Saturday, November 27, 2004

…as Harry used to say






“It’s amazing what you can get accomplished if you don’t care who gets the credit.” That was Harry Truman, who accomplished a great deal of legislation within a hostile congress, with no mandate at all. Holding up the famous Chicago Tribune “Dewey Defeats Truman” headline, Harry grinned that wide grin. But he knew damned well that a razor-thin victory required a certain amount of humility.




What we have today in similar un-mandated circumstances is hubris. Both words begin with “hu” and other than that are worlds, decades and presidencies apart.




Dennis Hastert, current Speaker of the House, carrying on in the reckless tradition of Newt Gingrich, disavowed credit sharing in favor of throwing out the baby with the bathwater.

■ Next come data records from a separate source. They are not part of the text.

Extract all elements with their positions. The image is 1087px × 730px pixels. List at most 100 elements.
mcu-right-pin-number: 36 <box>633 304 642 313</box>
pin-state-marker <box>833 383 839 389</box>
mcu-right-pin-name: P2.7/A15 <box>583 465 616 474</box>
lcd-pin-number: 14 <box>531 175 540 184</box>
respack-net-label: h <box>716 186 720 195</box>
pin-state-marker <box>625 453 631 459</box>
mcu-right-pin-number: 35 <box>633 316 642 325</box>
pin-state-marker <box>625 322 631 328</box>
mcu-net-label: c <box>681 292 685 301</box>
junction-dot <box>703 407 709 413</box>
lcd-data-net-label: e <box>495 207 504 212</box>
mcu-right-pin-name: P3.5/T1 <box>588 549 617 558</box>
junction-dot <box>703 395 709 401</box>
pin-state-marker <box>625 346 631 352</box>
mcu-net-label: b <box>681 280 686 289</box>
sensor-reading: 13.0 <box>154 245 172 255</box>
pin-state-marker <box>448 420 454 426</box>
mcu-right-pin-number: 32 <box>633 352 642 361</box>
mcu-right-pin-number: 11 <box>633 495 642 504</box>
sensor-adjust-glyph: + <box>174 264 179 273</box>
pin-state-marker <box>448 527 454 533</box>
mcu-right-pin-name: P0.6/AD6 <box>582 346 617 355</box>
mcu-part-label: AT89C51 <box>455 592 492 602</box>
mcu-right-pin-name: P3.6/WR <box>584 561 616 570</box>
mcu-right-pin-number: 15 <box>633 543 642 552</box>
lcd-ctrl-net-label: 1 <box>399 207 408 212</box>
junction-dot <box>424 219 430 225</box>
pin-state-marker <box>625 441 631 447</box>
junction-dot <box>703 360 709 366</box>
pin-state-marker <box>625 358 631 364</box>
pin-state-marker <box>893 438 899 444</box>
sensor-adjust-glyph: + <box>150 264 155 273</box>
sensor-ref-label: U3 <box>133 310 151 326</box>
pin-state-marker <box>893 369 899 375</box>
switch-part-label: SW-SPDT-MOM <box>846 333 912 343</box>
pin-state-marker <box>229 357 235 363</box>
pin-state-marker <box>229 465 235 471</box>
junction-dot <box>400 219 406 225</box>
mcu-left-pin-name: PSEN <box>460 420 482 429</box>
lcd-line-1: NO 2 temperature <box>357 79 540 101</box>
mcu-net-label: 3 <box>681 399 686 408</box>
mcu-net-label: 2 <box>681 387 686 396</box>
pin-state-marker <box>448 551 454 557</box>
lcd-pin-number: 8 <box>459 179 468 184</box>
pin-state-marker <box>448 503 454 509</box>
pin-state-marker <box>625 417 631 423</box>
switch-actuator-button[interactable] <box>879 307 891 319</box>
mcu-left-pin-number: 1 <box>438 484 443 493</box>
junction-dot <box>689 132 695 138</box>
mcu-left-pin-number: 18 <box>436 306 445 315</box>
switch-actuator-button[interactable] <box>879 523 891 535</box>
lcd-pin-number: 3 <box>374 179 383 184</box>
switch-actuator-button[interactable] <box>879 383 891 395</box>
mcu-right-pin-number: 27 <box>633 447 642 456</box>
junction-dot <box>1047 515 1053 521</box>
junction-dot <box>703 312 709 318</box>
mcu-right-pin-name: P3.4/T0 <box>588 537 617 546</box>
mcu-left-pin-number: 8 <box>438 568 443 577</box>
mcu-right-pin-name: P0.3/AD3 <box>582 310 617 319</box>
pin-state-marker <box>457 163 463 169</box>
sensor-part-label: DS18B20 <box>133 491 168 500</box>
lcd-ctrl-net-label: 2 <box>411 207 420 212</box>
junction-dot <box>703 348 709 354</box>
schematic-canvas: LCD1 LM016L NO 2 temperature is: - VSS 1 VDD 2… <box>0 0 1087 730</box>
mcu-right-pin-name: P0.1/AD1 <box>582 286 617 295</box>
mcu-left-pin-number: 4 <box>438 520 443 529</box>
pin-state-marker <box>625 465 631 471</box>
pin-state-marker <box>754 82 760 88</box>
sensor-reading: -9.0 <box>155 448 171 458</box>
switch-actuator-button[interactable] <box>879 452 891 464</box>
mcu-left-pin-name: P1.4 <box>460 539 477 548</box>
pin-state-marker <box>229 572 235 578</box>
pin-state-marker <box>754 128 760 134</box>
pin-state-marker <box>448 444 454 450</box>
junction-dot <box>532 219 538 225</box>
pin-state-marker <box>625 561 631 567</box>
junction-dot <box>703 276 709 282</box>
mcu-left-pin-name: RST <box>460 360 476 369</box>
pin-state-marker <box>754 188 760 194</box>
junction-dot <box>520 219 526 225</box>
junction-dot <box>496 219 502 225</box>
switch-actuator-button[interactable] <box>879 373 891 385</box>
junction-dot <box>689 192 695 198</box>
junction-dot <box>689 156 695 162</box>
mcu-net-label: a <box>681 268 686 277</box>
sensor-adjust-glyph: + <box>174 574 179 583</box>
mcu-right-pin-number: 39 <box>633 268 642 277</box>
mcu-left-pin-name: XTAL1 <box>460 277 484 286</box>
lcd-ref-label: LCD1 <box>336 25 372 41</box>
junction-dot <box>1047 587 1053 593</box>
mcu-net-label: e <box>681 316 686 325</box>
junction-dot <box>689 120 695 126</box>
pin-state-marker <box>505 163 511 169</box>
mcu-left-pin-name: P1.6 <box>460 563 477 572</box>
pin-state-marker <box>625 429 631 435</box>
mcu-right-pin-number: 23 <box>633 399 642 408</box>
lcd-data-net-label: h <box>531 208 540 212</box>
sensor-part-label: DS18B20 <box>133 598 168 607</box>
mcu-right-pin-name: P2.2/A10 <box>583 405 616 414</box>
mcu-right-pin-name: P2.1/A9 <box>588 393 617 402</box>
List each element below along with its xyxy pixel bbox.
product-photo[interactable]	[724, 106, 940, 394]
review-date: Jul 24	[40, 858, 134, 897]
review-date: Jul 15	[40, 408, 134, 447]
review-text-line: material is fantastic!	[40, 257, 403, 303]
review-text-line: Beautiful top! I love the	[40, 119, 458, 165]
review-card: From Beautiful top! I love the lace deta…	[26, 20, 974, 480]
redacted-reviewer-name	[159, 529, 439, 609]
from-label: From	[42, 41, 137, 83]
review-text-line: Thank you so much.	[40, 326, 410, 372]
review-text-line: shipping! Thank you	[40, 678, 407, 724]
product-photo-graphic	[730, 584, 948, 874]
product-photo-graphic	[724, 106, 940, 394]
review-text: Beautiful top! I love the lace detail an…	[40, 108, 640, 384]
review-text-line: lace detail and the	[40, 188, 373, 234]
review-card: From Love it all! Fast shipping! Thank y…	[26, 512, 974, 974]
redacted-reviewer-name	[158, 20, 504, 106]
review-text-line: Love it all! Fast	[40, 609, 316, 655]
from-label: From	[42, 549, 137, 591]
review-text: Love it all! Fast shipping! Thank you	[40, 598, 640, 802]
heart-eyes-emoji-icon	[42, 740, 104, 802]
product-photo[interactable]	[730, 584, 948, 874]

Bathwater, in the current lexicon of the House, is all Democratic members. The baby in this case was the much-needed intelligence reform legislation on the floor of the House. Hastert threw baby and bathwater directly into the face of his president. The bill could easily have been passed with minimal (and willing) participation by House Democrats but Hastert declined to bring it to a vote until he could assure a Republican-only victory. Why? Hubris. Because he could, which is the same reason Newt Gingrich gave for impeaching Bill Clinton.




Meanwhile, badly needed legislation is held up and in turn holds up the necessary processes that follow. Congress will be late getting to a piece of work it could have had done with and, knowing the machinations of legislation delayed, the final bill may have additional teeth pulled by compromise. Thanks, Dennis. There’s been a leakage of hubris within the presidential coterie and some of it got on Dennis Hastert. I hate when that happens!




Every failure of character has its origins in some form of public humiliation. At least that’s my take on it. Bullied by fathers or picked on in the school yard, scorned by lovers or faced down in saloons, men become character-flawed. It’s the same for institutions and the increasingly vicious tone of politics (I believe) comes from the Republican institutional humiliations under Nixon and the embarrassment of Watergate. Throw in a generous dash of Vietnam.




Jimmy Carter’s presidency was over too quickly for the long knives to assemble themselves and Republicans didn’t see a Democrat in the Oval Office for another twelve years. Like the bullied child, they had only memories but that was enough and the trashing of Bill Clinton was far more about Watergate than Travelgate, Whitewatergate or Monica. When George Bush was seated as president, most of us thought the feud between the Martins and Coys was finally at rest---the Republicans held the presidency and both houses of congress.




Not so, not to be. This administration in everything it touches lashes out against remembered humiliation. The Republican party of today knows no healing and now seems bent upon writhing against itself.